In 2001, Robert Turgeon and colleagues found that plasmodesmatal frequency is not the sole indicator of a plant's phloem-loading strategy. While the presence of abundant plasmodesmata does allow for passive, symplastic transport, it does not exclude the possibility of active, apoplastic transport. The amount of plasmodesmata in a leaf is an aspect of a species' anatomy and not necessarily a determinant of phloem-loading strategy. Plants with a polymer-trapping mechanism may have an abundance of plasmodesmata, but this trait alone does not indicate this loading strategy. Therefore, to accurately determine phloem-loading mechanisms, the type and amount of transport solute must also be identified. A plant's phloem-loading strategy can be accurately determined by combining data on solute type, solute concentration and plasmodesmatal abundance.

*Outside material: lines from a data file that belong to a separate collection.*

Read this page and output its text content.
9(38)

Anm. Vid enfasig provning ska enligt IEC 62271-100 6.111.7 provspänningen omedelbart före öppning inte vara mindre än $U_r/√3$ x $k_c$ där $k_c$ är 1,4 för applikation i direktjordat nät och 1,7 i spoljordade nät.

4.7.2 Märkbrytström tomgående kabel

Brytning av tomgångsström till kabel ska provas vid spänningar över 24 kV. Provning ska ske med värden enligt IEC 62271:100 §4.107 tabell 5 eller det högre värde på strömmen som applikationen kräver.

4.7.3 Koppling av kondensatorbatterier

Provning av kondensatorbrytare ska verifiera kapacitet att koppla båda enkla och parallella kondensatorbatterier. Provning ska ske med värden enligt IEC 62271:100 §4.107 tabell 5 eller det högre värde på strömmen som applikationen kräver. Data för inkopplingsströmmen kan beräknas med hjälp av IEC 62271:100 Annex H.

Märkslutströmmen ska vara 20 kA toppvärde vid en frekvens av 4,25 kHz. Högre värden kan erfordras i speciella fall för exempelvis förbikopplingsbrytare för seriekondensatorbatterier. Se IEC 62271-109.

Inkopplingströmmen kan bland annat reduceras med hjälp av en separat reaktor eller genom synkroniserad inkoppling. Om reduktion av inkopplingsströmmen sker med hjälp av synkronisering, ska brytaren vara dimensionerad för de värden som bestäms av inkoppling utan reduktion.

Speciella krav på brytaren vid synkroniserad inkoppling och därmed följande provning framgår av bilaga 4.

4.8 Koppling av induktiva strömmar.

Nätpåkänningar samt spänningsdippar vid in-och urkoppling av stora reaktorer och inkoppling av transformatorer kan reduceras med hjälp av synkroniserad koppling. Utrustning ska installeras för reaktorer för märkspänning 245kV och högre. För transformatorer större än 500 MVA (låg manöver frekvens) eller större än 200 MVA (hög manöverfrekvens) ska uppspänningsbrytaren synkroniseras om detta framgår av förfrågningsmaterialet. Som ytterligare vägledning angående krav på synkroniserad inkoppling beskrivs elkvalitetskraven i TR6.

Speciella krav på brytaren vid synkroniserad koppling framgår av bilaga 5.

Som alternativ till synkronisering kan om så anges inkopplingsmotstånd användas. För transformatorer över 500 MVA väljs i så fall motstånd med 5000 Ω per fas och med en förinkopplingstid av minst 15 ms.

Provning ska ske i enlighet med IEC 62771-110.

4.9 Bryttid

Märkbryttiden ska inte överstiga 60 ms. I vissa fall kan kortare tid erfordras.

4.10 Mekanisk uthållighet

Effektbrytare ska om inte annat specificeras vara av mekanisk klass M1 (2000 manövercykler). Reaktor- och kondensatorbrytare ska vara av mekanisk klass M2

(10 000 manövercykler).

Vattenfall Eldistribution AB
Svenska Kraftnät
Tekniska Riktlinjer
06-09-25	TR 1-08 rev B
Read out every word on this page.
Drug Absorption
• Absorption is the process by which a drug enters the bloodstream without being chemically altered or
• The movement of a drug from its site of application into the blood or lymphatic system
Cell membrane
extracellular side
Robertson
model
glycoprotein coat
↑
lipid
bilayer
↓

== Phloem loading and growth form ==
Active phloem loading requires less carbon, allowing carbon allocation to other sinks in the plant, such as growth. Active phloem loading allows for higher growth potential. Herbaceous plants have a relatively high growth rate and many are active phloem loaders. Active loaders tend to have a high hydraulic conductivity and low solute concentrations, while passive loaders have high solute concentrations and a low hydraulic conductivity. Trees also exhibit high solute concentrations and low hydraulic conductivity and thus are thought to be passive loaders. Based on early research, scientists correlated herbaceous species with active loading and trees and other woody species with passive loading. However, in 2011, Davidson et al. examined the correlation between growth from and phloem-loading strategy. They found that a loose association exists but not a definitive correlation. Some trees exhibit active loading, while some herbs exhibit passive loading, and many species have mechanisms of both.